In doing a spell correction, pyenchant is likely trying to do various things, such as make splits of the word, add letters, etc.
I find that in many cases the suggestion it gives involves a split, and I am wondering if there is a way to influence it so it doesn't suggest those so easily.
I could check the returned word, and see if it has a ' ' in it, and if so ask for the next, but I was hoping there is a way to control pyenchant itself. Here is the code I am using:
class SpellingReplacer(object):
def __init__(self, dict_name='en', max_dist=2):
self.spell_dict = enchant.Dict(dict_name)
self.max_dist = 2
def replace(self, word):
if self.spell_dict.check(word):
return word
suggestions = self.spell_dict.suggest(word)

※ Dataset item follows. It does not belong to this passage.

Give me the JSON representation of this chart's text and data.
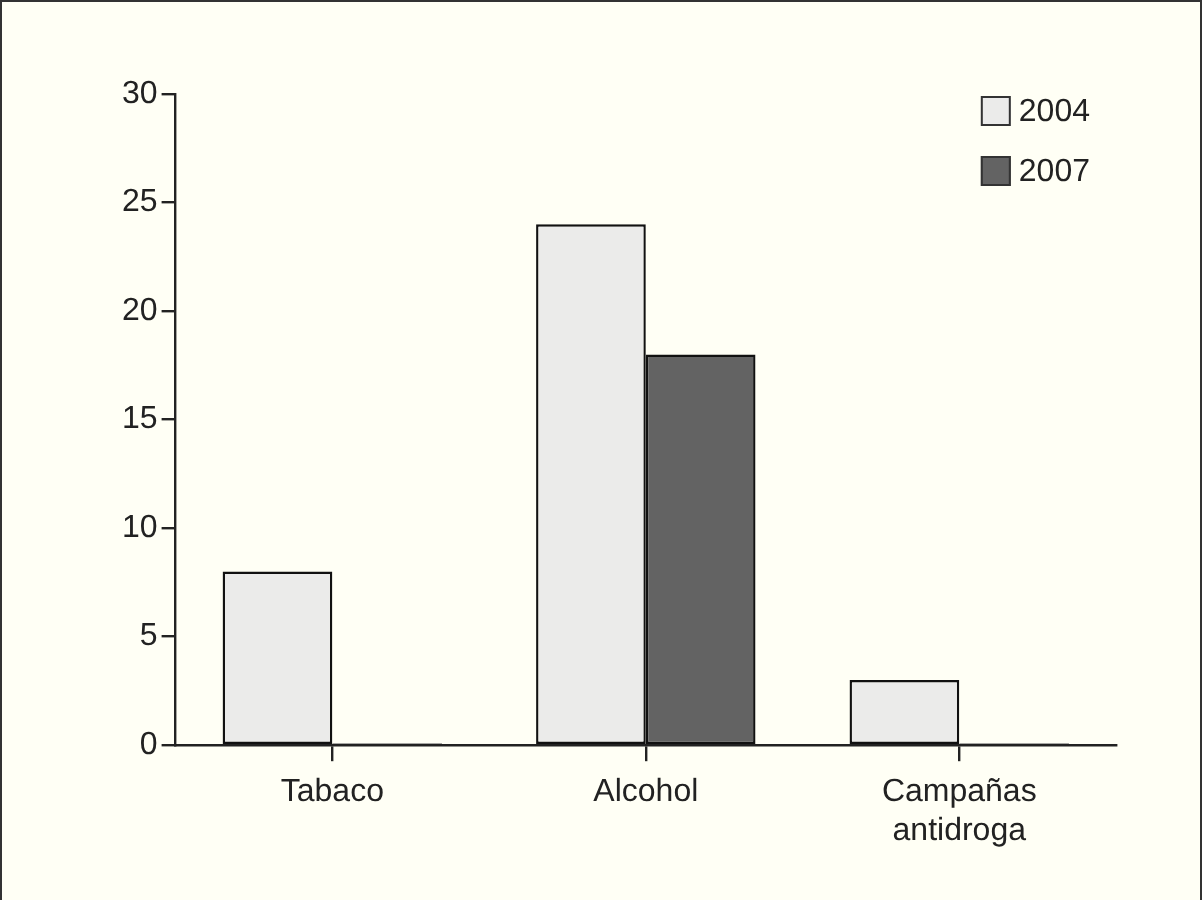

if suggestions and edit_distance(word, suggestions[0]) <= self.max_dist:
return suggestions[0]
else:
return word
replacer = SpellingReplacer()
So then I run a ton of words through it and get results like this:
# it should have selected hmm, by first trying to reduce repetitive letters
hmmmm is probably hmm mm
# should be interrupts
interupts is probably int erupts
# regretted
regreted is probably regret ed
# offer
offfer is probably off fer
So you can see it gets some of these wrong, and I am wondering if there is a way to modify the order of what it tries? I realize you can modify the edit distance, but that doesn't change the method order that its attempting to use.